Secondly we note how the BBC makes no attempt to apply its aggressively egalitarian public ethos to its own internal affairs. That is no surprise either. The BBC has adopted the ethos of the entertainment industry even though it need do no such thing. As a dominant UK player with much to offer in terms of security and satisfaction it could have been a very different organisation with a less hypocritical ethos. For example.
BBC Radio 5 live Breakfast's Rachel Burden, who co-presents with Nicky Campbell (who's in the £400,000 - 449,999 bracket), was under no obligation to reveal her salary as it falls below the £150,000 threshold.
But she tweeted: "Whilst we're in the transparency game, and for those asking, I fall in the middle of the 100-150k category.
"This is a huge amount of money for a job I love doing five days a week, and I know what a privilege it is to be able to say that.
"Also worth saying we have a brilliant team of journalists on far, far less than that who we totally rely on and I'm so grateful to them."

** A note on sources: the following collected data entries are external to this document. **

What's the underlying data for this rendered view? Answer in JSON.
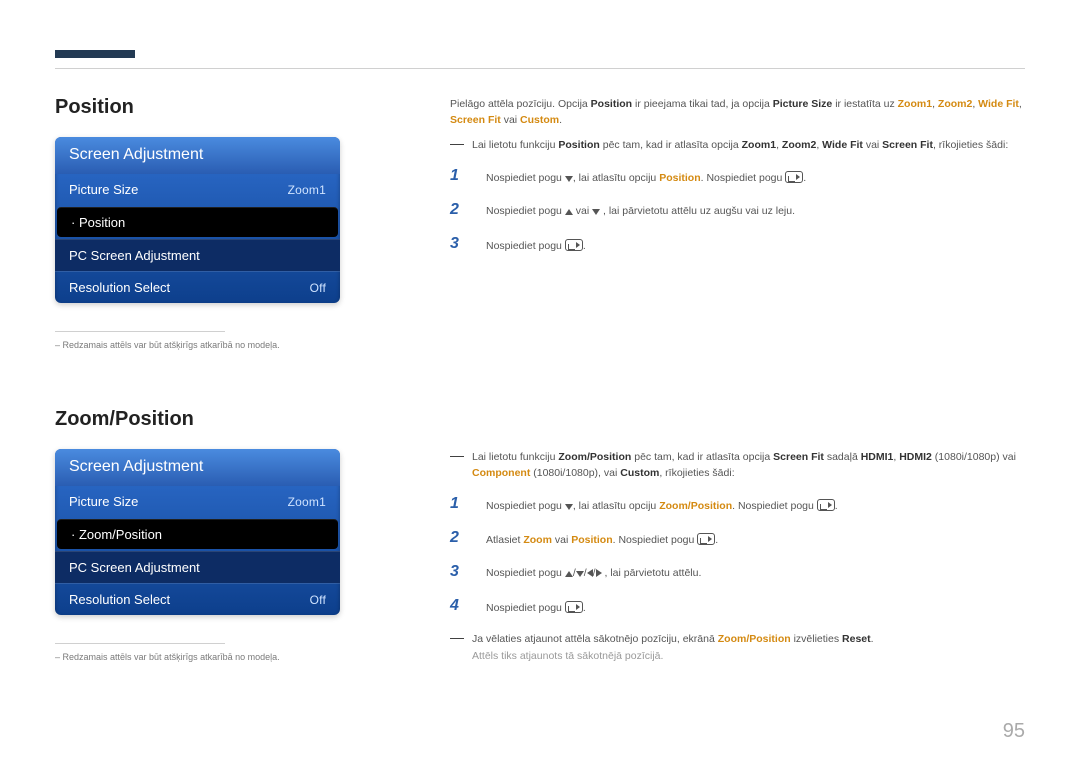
{
  "page_number": "95",
  "position": {
    "heading": "Position",
    "menu": {
      "title": "Screen Adjustment",
      "rows": [
        {
          "label": "Picture Size",
          "value": "Zoom1"
        },
        {
          "label": "· Position",
          "selected": true
        },
        {
          "label": "PC Screen Adjustment"
        },
        {
          "label": "Resolution Select",
          "value": "Off"
        }
      ]
    },
    "image_note": "Redzamais attēls var būt atšķirīgs atkarībā no modeļa.",
    "intro": {
      "t1": "Pielāgo attēla pozīciju. Opcija ",
      "k_position": "Position",
      "t2": " ir pieejama tikai tad, ja opcija ",
      "k_picsize": "Picture Size",
      "t3": " ir iestatīta uz ",
      "k_zoom1": "Zoom1",
      "t4": ", ",
      "k_zoom2": "Zoom2",
      "t5": ", ",
      "k_widefit": "Wide Fit",
      "t6": ", ",
      "k_screenfit": "Screen Fit",
      "t7": " vai ",
      "k_custom": "Custom",
      "t8": "."
    },
    "dash_note": {
      "t1": "Lai lietotu funkciju ",
      "k_position": "Position",
      "t2": " pēc tam, kad ir atlasīta opcija ",
      "k_zoom1": "Zoom1",
      "t3": ", ",
      "k_zoom2": "Zoom2",
      "t4": ", ",
      "k_widefit": "Wide Fit",
      "t5": " vai ",
      "k_screenfit": "Screen Fit",
      "t6": ", rīkojieties šādi:"
    },
    "steps": [
      {
        "num": "1",
        "pre": "Nospiediet pogu ",
        "mid": ", lai atlasītu opciju ",
        "key": "Position",
        "post": ". Nospiediet pogu ",
        "tail": "."
      },
      {
        "num": "2",
        "pre": "Nospiediet pogu ",
        "mid": " vai ",
        "post": " , lai pārvietotu attēlu uz augšu vai uz leju."
      },
      {
        "num": "3",
        "pre": "Nospiediet pogu ",
        "tail": "."
      }
    ]
  },
  "zoom": {
    "heading": "Zoom/Position",
    "menu": {
      "title": "Screen Adjustment",
      "rows": [
        {
          "label": "Picture Size",
          "value": "Zoom1"
        },
        {
          "label": "· Zoom/Position",
          "selected": true
        },
        {
          "label": "PC Screen Adjustment"
        },
        {
          "label": "Resolution Select",
          "value": "Off"
        }
      ]
    },
    "image_note": "Redzamais attēls var būt atšķirīgs atkarībā no modeļa.",
    "dash_note": {
      "t1": "Lai lietotu funkciju ",
      "k_zp": "Zoom/Position",
      "t2": " pēc tam, kad ir atlasīta opcija ",
      "k_sf": "Screen Fit",
      "t3": " sadaļā ",
      "k_h1": "HDMI1",
      "c1": ", ",
      "k_h2": "HDMI2",
      "t4": " (1080i/1080p) vai ",
      "k_comp": "Component",
      "t5": " (1080i/1080p), vai ",
      "k_custom": "Custom",
      "t6": ", rīkojieties šādi:"
    },
    "steps": [
      {
        "num": "1",
        "pre": "Nospiediet pogu ",
        "mid": ", lai atlasītu opciju ",
        "key": "Zoom/Position",
        "post": ". Nospiediet pogu ",
        "tail": "."
      },
      {
        "num": "2",
        "pre": "Atlasiet ",
        "k1": "Zoom",
        "mid": " vai ",
        "k2": "Position",
        "post": ". Nospiediet pogu ",
        "tail": "."
      },
      {
        "num": "3",
        "pre": "Nospiediet pogu ",
        "post": " , lai pārvietotu attēlu."
      },
      {
        "num": "4",
        "pre": "Nospiediet pogu ",
        "tail": "."
      }
    ],
    "reset_note": {
      "t1": "Ja vēlaties atjaunot attēla sākotnējo pozīciju, ekrānā ",
      "k_zp": "Zoom/Position",
      "t2": " izvēlieties ",
      "k_reset": "Reset",
      "t3": ".",
      "line2": "Attēls tiks atjaunots tā sākotnējā pozīcijā."
    }
  }
}
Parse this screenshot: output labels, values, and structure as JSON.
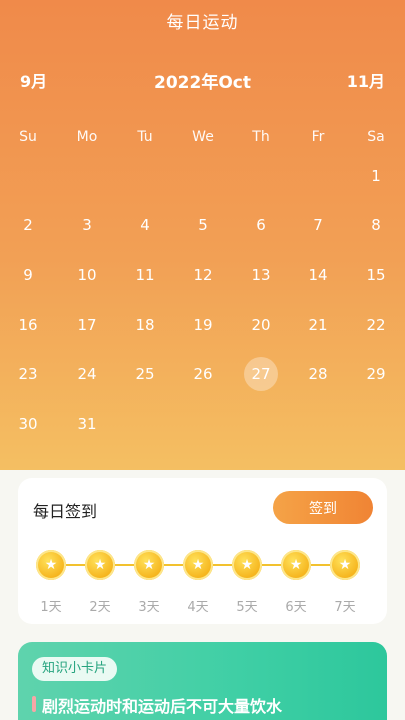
{
  "header": {
    "title": "每日运动"
  },
  "calendar": {
    "prev_month": "9月",
    "current": "2022年Oct",
    "next_month": "11月",
    "weekdays": [
      "Su",
      "Mo",
      "Tu",
      "We",
      "Th",
      "Fr",
      "Sa"
    ],
    "first_weekday_index": 6,
    "days_in_month": 31,
    "today": 27
  },
  "checkin": {
    "title": "每日签到",
    "button_label": "签到",
    "coin_symbol": "★",
    "days": [
      "1天",
      "2天",
      "3天",
      "4天",
      "5天",
      "6天",
      "7天"
    ]
  },
  "knowledge": {
    "tag": "知识小卡片",
    "text": "剧烈运动时和运动后不可大量饮水"
  },
  "colors": {
    "header_top": "#f08a4a",
    "header_bottom": "#f4bf62",
    "button": "#f08434",
    "coin": "#f5b21a",
    "card_green": "#3fcfa5"
  }
}
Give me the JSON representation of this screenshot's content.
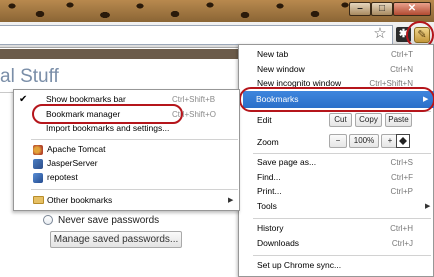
{
  "window": {
    "minimize": "–",
    "maximize": "□",
    "close": "✕"
  },
  "toolbar": {
    "star": "☆",
    "extension": "✱",
    "wrench": "✎"
  },
  "page": {
    "title": "al Stuff",
    "never_save": "Never save passwords",
    "manage_button": "Manage saved passwords..."
  },
  "main_menu": {
    "new_tab": "New tab",
    "new_tab_sc": "Ctrl+T",
    "new_window": "New window",
    "new_window_sc": "Ctrl+N",
    "incognito": "New incognito window",
    "incognito_sc": "Ctrl+Shift+N",
    "bookmarks": "Bookmarks",
    "edit": "Edit",
    "cut": "Cut",
    "copy": "Copy",
    "paste": "Paste",
    "zoom": "Zoom",
    "zoom_minus": "−",
    "zoom_value": "100%",
    "zoom_plus": "+",
    "save_page": "Save page as...",
    "save_page_sc": "Ctrl+S",
    "find": "Find...",
    "find_sc": "Ctrl+F",
    "print": "Print...",
    "print_sc": "Ctrl+P",
    "tools": "Tools",
    "history": "History",
    "history_sc": "Ctrl+H",
    "downloads": "Downloads",
    "downloads_sc": "Ctrl+J",
    "sync": "Set up Chrome sync..."
  },
  "bookmarks_menu": {
    "show_bar": "Show bookmarks bar",
    "show_bar_sc": "Ctrl+Shift+B",
    "manager": "Bookmark manager",
    "manager_sc": "Ctrl+Shift+O",
    "import": "Import bookmarks and settings...",
    "items": [
      "Apache Tomcat",
      "JasperServer",
      "repotest"
    ],
    "other": "Other bookmarks",
    "check": "✔"
  }
}
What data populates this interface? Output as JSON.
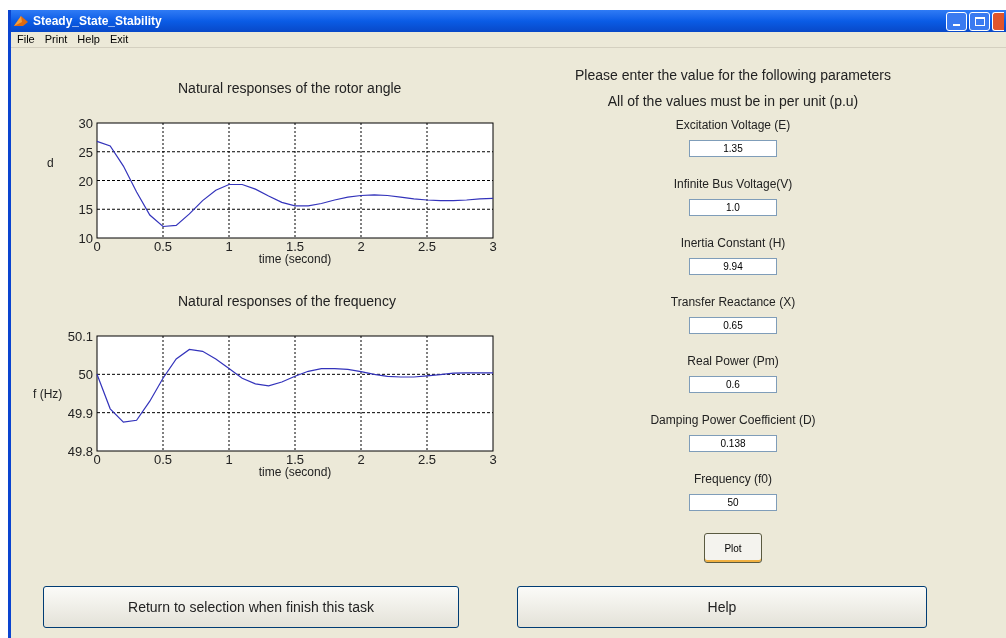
{
  "window": {
    "title": "Steady_State_Stability"
  },
  "menu": [
    "File",
    "Print",
    "Help",
    "Exit"
  ],
  "charts": [
    {
      "title": "Natural responses of the rotor angle",
      "chart_data": {
        "type": "line",
        "xlabel": "time (second)",
        "ylabel": "d",
        "x": [
          0,
          0.1,
          0.2,
          0.3,
          0.4,
          0.5,
          0.6,
          0.7,
          0.8,
          0.9,
          1,
          1.1,
          1.2,
          1.3,
          1.4,
          1.5,
          1.6,
          1.7,
          1.8,
          1.9,
          2,
          2.1,
          2.2,
          2.3,
          2.4,
          2.5,
          2.6,
          2.7,
          2.8,
          2.9,
          3
        ],
        "grid": true,
        "series": [
          {
            "color": "#3333bb",
            "values": [
              26.8,
              26,
              22.5,
              18,
              14,
              12,
              12.2,
              14.2,
              16.5,
              18.3,
              19.3,
              19.3,
              18.5,
              17.3,
              16.2,
              15.6,
              15.6,
              16,
              16.6,
              17.1,
              17.4,
              17.5,
              17.4,
              17.1,
              16.8,
              16.6,
              16.5,
              16.5,
              16.6,
              16.8,
              16.9
            ]
          }
        ],
        "xlim": [
          0,
          3
        ],
        "ylim": [
          10,
          30
        ],
        "xticks": [
          0,
          0.5,
          1,
          1.5,
          2,
          2.5,
          3
        ],
        "yticks": [
          10,
          15,
          20,
          25,
          30
        ]
      }
    },
    {
      "title": "Natural responses of the frequency",
      "chart_data": {
        "type": "line",
        "xlabel": "time (second)",
        "ylabel": "f (Hz)",
        "x": [
          0,
          0.1,
          0.2,
          0.3,
          0.4,
          0.5,
          0.6,
          0.7,
          0.8,
          0.9,
          1,
          1.1,
          1.2,
          1.3,
          1.4,
          1.5,
          1.6,
          1.7,
          1.8,
          1.9,
          2,
          2.1,
          2.2,
          2.3,
          2.4,
          2.5,
          2.6,
          2.7,
          2.8,
          2.9,
          3
        ],
        "grid": true,
        "series": [
          {
            "color": "#3333bb",
            "values": [
              50,
              49.91,
              49.875,
              49.88,
              49.93,
              49.99,
              50.04,
              50.065,
              50.06,
              50.04,
              50.015,
              49.99,
              49.975,
              49.97,
              49.98,
              49.995,
              50.008,
              50.015,
              50.015,
              50.013,
              50.007,
              50,
              49.995,
              49.993,
              49.993,
              49.996,
              49.999,
              50.003,
              50.004,
              50.004,
              50.004
            ]
          }
        ],
        "xlim": [
          0,
          3
        ],
        "ylim": [
          49.8,
          50.1
        ],
        "xticks": [
          0,
          0.5,
          1,
          1.5,
          2,
          2.5,
          3
        ],
        "yticks": [
          49.8,
          49.9,
          50,
          50.1
        ]
      }
    }
  ],
  "instructions": [
    "Please enter the value for the following parameters",
    "All of the values must be in per unit (p.u)"
  ],
  "parameters": [
    {
      "label": "Excitation Voltage (E)",
      "value": "1.35"
    },
    {
      "label": "Infinite Bus Voltage(V)",
      "value": "1.0"
    },
    {
      "label": "Inertia Constant (H)",
      "value": "9.94"
    },
    {
      "label": "Transfer Reactance (X)",
      "value": "0.65"
    },
    {
      "label": "Real Power (Pm)",
      "value": "0.6"
    },
    {
      "label": "Damping Power Coefficient (D)",
      "value": "0.138"
    },
    {
      "label": "Frequency (f0)",
      "value": "50"
    }
  ],
  "plot_button": "Plot",
  "bottom_buttons": [
    "Return to selection when finish this task",
    "Help"
  ]
}
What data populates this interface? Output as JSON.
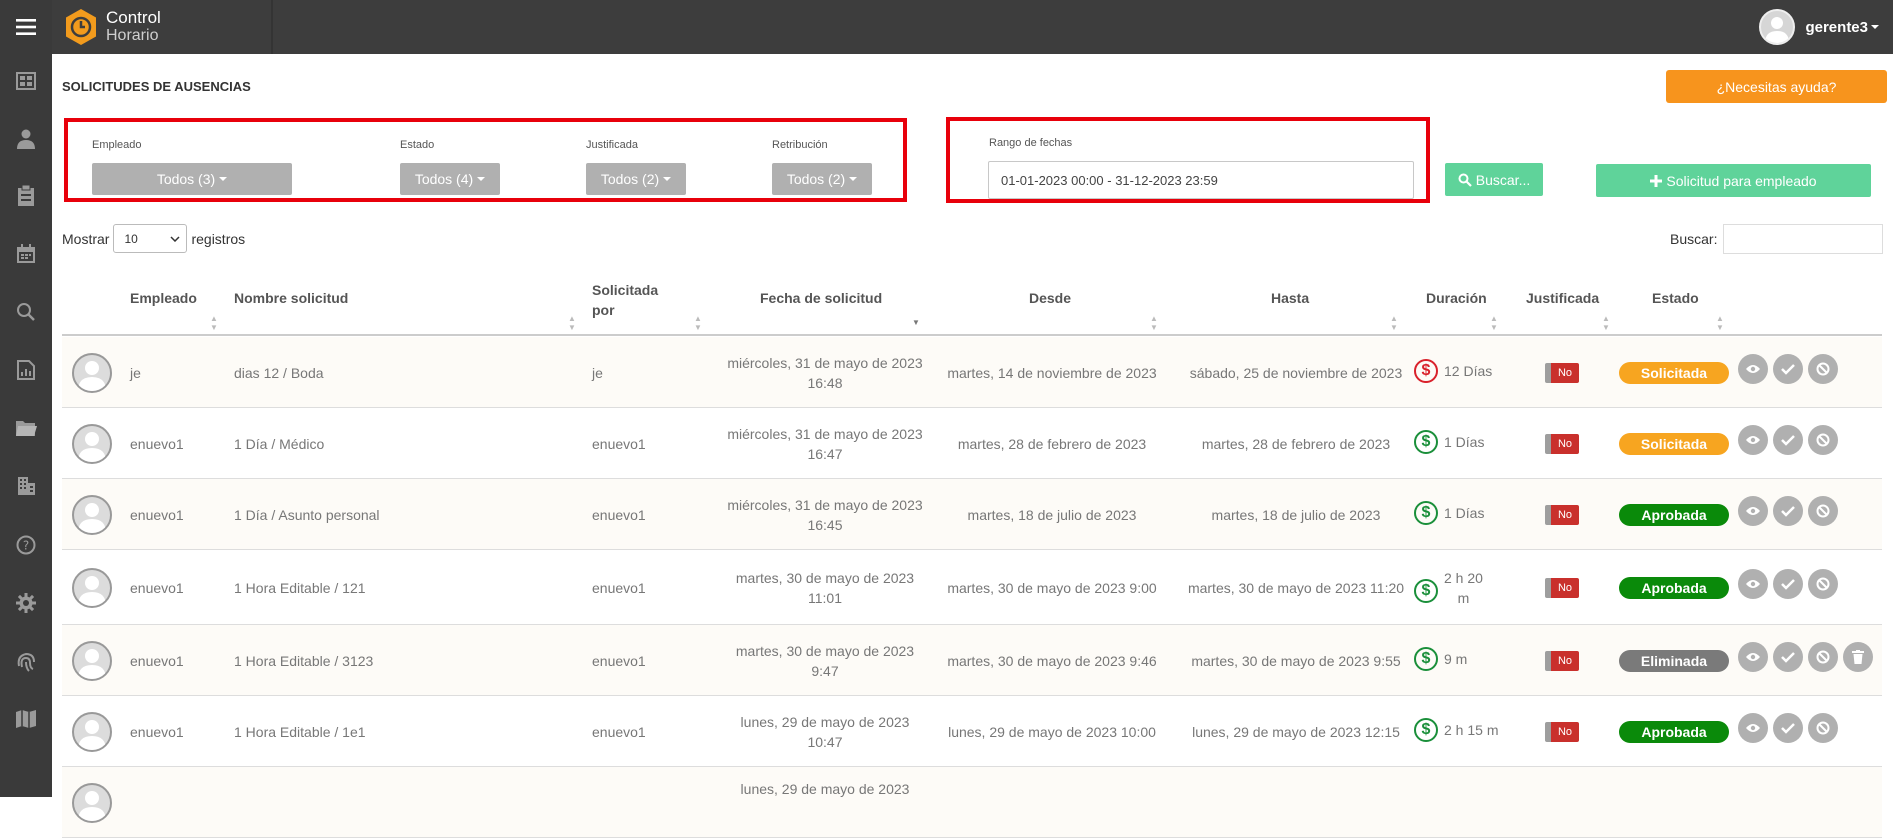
{
  "app": {
    "brand_line1": "Control",
    "brand_line2": "Horario",
    "user_name": "gerente3"
  },
  "colors": {
    "sidebar": "#3a3a3a",
    "topbar": "#3d3d3d",
    "help": "#f7941d",
    "primary_green": "#5fd39a",
    "solicitada": "#f7a520",
    "aprobada": "#0a8a0a",
    "eliminada": "#7a7a7a",
    "highlight": "#e8000b"
  },
  "sidebar": {
    "icons": [
      "dashboard-icon",
      "user-icon",
      "clipboard-icon",
      "calendar-icon",
      "search-icon",
      "report-icon",
      "folder-icon",
      "building-icon",
      "help-icon",
      "settings-icon",
      "fingerprint-icon",
      "map-icon"
    ]
  },
  "page": {
    "title": "SOLICITUDES DE AUSENCIAS",
    "help_label": "¿Necesitas ayuda?"
  },
  "filters": {
    "empleado_label": "Empleado",
    "empleado_value": "Todos (3)",
    "estado_label": "Estado",
    "estado_value": "Todos (4)",
    "justificada_label": "Justificada",
    "justificada_value": "Todos (2)",
    "retribucion_label": "Retribución",
    "retribucion_value": "Todos (2)",
    "rango_label": "Rango de fechas",
    "rango_value": "01-01-2023 00:00 - 31-12-2023 23:59",
    "buscar_label": "Buscar...",
    "new_label": "Solicitud para empleado"
  },
  "table_controls": {
    "show_label": "Mostrar",
    "show_value": "10",
    "records_label": "registros",
    "search_label": "Buscar:"
  },
  "columns": {
    "empleado": "Empleado",
    "nombre": "Nombre solicitud",
    "solicitada_1": "Solicitada",
    "solicitada_2": "por",
    "fecha": "Fecha de solicitud",
    "desde": "Desde",
    "hasta": "Hasta",
    "duracion": "Duración",
    "justificada": "Justificada",
    "estado": "Estado"
  },
  "rows": [
    {
      "empleado": "je",
      "nombre": "dias 12 / Boda",
      "solicitada_por": "je",
      "fecha_1": "miércoles, 31 de mayo de 2023",
      "fecha_2": "16:48",
      "desde": "martes, 14 de noviembre de 2023",
      "hasta": "sábado, 25 de noviembre de 2023",
      "duracion_1": "12 Días",
      "duracion_2": "",
      "justificada": "No",
      "estado": "Solicitada"
    },
    {
      "empleado": "enuevo1",
      "nombre": "1 Día / Médico",
      "solicitada_por": "enuevo1",
      "fecha_1": "miércoles, 31 de mayo de 2023",
      "fecha_2": "16:47",
      "desde": "martes, 28 de febrero de 2023",
      "hasta": "martes, 28 de febrero de 2023",
      "duracion_1": "1 Días",
      "duracion_2": "",
      "justificada": "No",
      "estado": "Solicitada"
    },
    {
      "empleado": "enuevo1",
      "nombre": "1 Día / Asunto personal",
      "solicitada_por": "enuevo1",
      "fecha_1": "miércoles, 31 de mayo de 2023",
      "fecha_2": "16:45",
      "desde": "martes, 18 de julio de 2023",
      "hasta": "martes, 18 de julio de 2023",
      "duracion_1": "1 Días",
      "duracion_2": "",
      "justificada": "No",
      "estado": "Aprobada"
    },
    {
      "empleado": "enuevo1",
      "nombre": "1 Hora Editable / 121",
      "solicitada_por": "enuevo1",
      "fecha_1": "martes, 30 de mayo de 2023",
      "fecha_2": "11:01",
      "desde": "martes, 30 de mayo de 2023 9:00",
      "hasta": "martes, 30 de mayo de 2023 11:20",
      "duracion_1": "2 h 20",
      "duracion_2": "m",
      "justificada": "No",
      "estado": "Aprobada"
    },
    {
      "empleado": "enuevo1",
      "nombre": "1 Hora Editable / 3123",
      "solicitada_por": "enuevo1",
      "fecha_1": "martes, 30 de mayo de 2023",
      "fecha_2": "9:47",
      "desde": "martes, 30 de mayo de 2023 9:46",
      "hasta": "martes, 30 de mayo de 2023 9:55",
      "duracion_1": "9 m",
      "duracion_2": "",
      "justificada": "No",
      "estado": "Eliminada"
    },
    {
      "empleado": "enuevo1",
      "nombre": "1 Hora Editable / 1e1",
      "solicitada_por": "enuevo1",
      "fecha_1": "lunes, 29 de mayo de 2023",
      "fecha_2": "10:47",
      "desde": "lunes, 29 de mayo de 2023 10:00",
      "hasta": "lunes, 29 de mayo de 2023 12:15",
      "duracion_1": "2 h 15 m",
      "duracion_2": "",
      "justificada": "No",
      "estado": "Aprobada"
    },
    {
      "empleado": "",
      "nombre": "",
      "solicitada_por": "",
      "fecha_1": "lunes, 29 de mayo de 2023",
      "fecha_2": "",
      "desde": "",
      "hasta": "",
      "duracion_1": "",
      "duracion_2": "",
      "justificada": "",
      "estado": ""
    }
  ]
}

Political correspondent Chris Mason added: "Good on Rachel for volunteering this. I'll do same: I earn £60,000 as a Political Correspondent. Best job in world."
BBC Radio 4 Money Box host Paul Lewis also disclosed his earnings, saying: "Many of us are now doing this. Excellent. As I said some hours ago in 2016/17 I got £67,413 total BBC fees."
"Best job in the world," says Political Correspondent Chris Mason. It probably is for those on the inside.
The Engineer has an interesting article on the remarkable technology behind Rolls Royce turbine blades.
The components the ABCF is producing are not ones that most people ever see: they are the turbine blades that are hidden away in the hottest part of jet engines. For from the decorative brilliance of Greek bronzes, they combine a utilitarian appearance with complexity of form and function and a jewel-like internal perfection: weighing only about 300g and small enough to fit in the palm of a hand, they are in fact perfect single crystals of a metal alloy whose composition has been fine-tuned over many years to operate in the hellish conditions of the fastest-moving part of a jet engine.
During a summer job in the late sixties I worked in a Rolls Royce lab where we tested this type of blade. In those days they were simpler but not so very different in appearance. The lab I worked in was trying to coat them with tungsten using a kind of plasma spray gun. Tungsten wire was fed into the plasma and sprayed by hand onto test blades. One problem was sunburn from all the uv generated by the plasma.
Surprisingly enough it all seemed rather casual to me, with little sense of urgency. We drank tea from laboratory beakers and some people brought in foreigners, which were DIY projects smuggled in to take advantage of Rolls Royce technical and engineering facilities in various parts of the site.
One chap repaired his rusty torch this way. First he had the metal case sandblasted to remove the old paint and the rust, then he repaired rust holes with resin. Next he had the thing spray painted in a Rolls Royce painting booth and finally a metal ring which held the glass was nickel-plated in a Rolls Royce plating bath. A few years later Rolls-Royce was declared bankrupt. That torch was a symptom of malaise, even I could tell that.
Things are obviously very different now and it's a pity that this kind of story in the Engineer rarely makes it into the mainstream media. No doubt it is basically a press release, but it is an interesting one, isn't all that technical and deserves a wider circulation. Instead we have reams of drivel about the latest incarnation of Dr Who, a kids' TV programme.